Should’ve pre-planned how I was going to pack this bag – absolute shambles. I can see why they don’t bother with it at ALDI. Shit. Have to cram the milk in before the machine suspects foul-play and beckons for its master again.
Alright apples – weight item – fruit. Right, where the hell are apples? Apples are a fruit right? They didn’t lose fruit status did they? “Na mate you’ve gotta scan the sticker on the apple.” WHEN DID THIS HAPPEN AND WHY ARE WE CHANGING THE RULES?
All the other self-checkouts start flashing for assistance and create a landing strip for the check-out attendant to touch down and deal with us morons.
Nonchalantly scan KY Jelly and bury it at the bottom of the bag. My sexual repression is very much in play. Machine senses this and beckons the checkout guy. I slowly dig out the lube from the bottom of the bag for inspection. Starting to sense a real bond forming.

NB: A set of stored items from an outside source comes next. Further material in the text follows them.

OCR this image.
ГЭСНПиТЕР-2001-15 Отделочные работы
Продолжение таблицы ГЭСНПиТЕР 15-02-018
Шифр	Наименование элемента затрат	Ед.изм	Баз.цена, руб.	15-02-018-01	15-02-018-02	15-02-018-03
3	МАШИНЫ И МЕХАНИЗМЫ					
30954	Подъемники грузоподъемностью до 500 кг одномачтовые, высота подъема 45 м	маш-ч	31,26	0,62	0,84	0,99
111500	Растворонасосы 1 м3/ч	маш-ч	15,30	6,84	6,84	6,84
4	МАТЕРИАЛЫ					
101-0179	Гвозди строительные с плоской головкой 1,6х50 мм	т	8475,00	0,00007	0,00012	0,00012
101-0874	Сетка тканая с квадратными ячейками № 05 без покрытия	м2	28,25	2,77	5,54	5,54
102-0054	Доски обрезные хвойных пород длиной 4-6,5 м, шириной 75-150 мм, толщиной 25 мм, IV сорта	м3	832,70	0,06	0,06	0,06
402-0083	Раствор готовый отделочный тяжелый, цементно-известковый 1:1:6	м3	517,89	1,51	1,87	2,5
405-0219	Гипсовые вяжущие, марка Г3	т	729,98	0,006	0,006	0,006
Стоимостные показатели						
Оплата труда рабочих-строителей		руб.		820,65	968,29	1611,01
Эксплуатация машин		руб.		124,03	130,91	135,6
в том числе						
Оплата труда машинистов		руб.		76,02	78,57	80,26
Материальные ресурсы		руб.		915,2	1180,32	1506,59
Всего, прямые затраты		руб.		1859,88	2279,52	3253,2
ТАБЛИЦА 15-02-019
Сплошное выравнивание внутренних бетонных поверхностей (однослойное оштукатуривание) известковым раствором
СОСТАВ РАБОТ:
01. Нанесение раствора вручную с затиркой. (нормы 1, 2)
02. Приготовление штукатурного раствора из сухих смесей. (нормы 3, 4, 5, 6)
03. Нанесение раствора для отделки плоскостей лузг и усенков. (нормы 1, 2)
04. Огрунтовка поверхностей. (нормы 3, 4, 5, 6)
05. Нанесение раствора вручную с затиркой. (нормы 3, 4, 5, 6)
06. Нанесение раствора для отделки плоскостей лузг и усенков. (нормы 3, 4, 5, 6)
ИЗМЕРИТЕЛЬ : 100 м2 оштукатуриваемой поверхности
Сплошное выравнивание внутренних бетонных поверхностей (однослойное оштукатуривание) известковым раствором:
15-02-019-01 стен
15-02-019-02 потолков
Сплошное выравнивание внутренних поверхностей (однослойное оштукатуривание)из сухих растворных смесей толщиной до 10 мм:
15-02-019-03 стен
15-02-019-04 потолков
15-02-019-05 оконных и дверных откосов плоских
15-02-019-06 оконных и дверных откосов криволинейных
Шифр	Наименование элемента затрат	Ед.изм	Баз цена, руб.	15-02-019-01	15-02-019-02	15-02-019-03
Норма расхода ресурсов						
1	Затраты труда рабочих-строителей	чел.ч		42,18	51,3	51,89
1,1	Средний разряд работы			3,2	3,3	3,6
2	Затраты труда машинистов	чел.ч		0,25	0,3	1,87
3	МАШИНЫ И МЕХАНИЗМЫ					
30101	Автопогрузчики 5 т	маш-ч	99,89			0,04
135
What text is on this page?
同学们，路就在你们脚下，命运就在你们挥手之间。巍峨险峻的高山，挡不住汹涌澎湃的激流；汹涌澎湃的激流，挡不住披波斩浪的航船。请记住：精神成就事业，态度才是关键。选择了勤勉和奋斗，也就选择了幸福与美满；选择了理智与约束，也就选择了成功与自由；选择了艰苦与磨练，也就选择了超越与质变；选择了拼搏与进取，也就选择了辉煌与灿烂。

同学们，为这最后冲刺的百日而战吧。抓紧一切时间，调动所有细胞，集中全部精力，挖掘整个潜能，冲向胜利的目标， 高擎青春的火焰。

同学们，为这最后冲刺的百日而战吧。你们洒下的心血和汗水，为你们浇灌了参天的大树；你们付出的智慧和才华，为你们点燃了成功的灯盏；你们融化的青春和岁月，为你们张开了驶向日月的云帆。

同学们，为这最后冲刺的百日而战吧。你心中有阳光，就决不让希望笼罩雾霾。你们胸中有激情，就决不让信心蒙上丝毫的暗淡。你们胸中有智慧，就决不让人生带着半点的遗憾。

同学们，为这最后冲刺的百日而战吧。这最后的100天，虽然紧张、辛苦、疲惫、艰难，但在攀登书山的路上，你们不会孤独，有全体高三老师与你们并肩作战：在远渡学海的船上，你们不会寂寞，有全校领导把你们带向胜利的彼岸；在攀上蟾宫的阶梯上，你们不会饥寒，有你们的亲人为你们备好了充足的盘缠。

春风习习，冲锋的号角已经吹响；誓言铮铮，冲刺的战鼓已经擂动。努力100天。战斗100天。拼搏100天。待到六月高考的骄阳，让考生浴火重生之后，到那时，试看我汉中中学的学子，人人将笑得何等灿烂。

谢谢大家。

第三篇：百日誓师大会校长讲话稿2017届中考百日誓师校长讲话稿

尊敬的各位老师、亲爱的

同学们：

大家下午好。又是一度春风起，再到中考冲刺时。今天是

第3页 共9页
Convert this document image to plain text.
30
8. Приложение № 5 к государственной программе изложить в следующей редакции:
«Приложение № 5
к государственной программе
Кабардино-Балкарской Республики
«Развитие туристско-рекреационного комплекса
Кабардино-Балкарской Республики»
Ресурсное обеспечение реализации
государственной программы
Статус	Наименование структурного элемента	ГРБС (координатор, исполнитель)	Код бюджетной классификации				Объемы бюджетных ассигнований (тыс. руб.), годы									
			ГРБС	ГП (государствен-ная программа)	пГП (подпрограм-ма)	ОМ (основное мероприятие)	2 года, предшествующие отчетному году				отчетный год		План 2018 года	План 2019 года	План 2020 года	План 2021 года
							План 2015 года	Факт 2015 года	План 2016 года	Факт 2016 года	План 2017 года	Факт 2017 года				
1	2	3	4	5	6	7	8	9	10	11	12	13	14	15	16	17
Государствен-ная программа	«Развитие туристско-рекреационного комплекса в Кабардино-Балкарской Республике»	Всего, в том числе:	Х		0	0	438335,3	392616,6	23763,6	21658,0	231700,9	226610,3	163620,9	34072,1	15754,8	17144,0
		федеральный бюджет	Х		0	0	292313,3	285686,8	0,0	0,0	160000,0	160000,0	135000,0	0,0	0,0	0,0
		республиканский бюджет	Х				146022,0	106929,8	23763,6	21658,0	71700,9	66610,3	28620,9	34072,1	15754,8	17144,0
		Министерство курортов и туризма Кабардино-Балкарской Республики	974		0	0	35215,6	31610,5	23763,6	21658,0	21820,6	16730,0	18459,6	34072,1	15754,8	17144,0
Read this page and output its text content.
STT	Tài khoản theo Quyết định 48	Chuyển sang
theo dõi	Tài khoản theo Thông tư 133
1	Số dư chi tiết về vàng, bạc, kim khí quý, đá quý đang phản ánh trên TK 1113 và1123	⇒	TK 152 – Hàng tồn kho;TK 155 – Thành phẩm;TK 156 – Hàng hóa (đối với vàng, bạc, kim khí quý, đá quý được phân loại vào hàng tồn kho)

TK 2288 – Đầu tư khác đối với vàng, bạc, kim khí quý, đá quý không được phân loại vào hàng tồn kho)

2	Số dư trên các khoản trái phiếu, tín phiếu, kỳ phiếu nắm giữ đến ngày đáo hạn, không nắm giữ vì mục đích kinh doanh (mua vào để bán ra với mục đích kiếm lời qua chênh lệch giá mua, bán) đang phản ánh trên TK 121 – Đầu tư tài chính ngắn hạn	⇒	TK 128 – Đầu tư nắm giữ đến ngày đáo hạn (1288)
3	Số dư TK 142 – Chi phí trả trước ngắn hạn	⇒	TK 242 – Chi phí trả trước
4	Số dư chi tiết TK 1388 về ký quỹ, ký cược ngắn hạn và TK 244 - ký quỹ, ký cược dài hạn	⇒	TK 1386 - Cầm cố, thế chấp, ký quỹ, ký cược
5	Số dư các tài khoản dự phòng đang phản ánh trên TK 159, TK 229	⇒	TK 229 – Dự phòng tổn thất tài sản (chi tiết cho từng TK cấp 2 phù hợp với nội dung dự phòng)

One moment later: ‘Have you removed the bag from the bagging area?’ Either that or someone turned off the gravity in here. I wish I could get to know the lady who does the voice for these and ask her why she hates me.
Home stretch! Click finish & pay. *Age verification required* (I live in the UK). Surely a demeanor crushed by student debt will cut it? Attendant bounds back right as I remember I didn’t even buy any booze. “Uh.. I’ve got a potato peeler in here?” Magic code entered again. Should try and memorise that. May have to add a gratuity to the bill for the constant wait service.
*Signature required* Ugh, forgot my bank is located in the dark ages for tax purposes.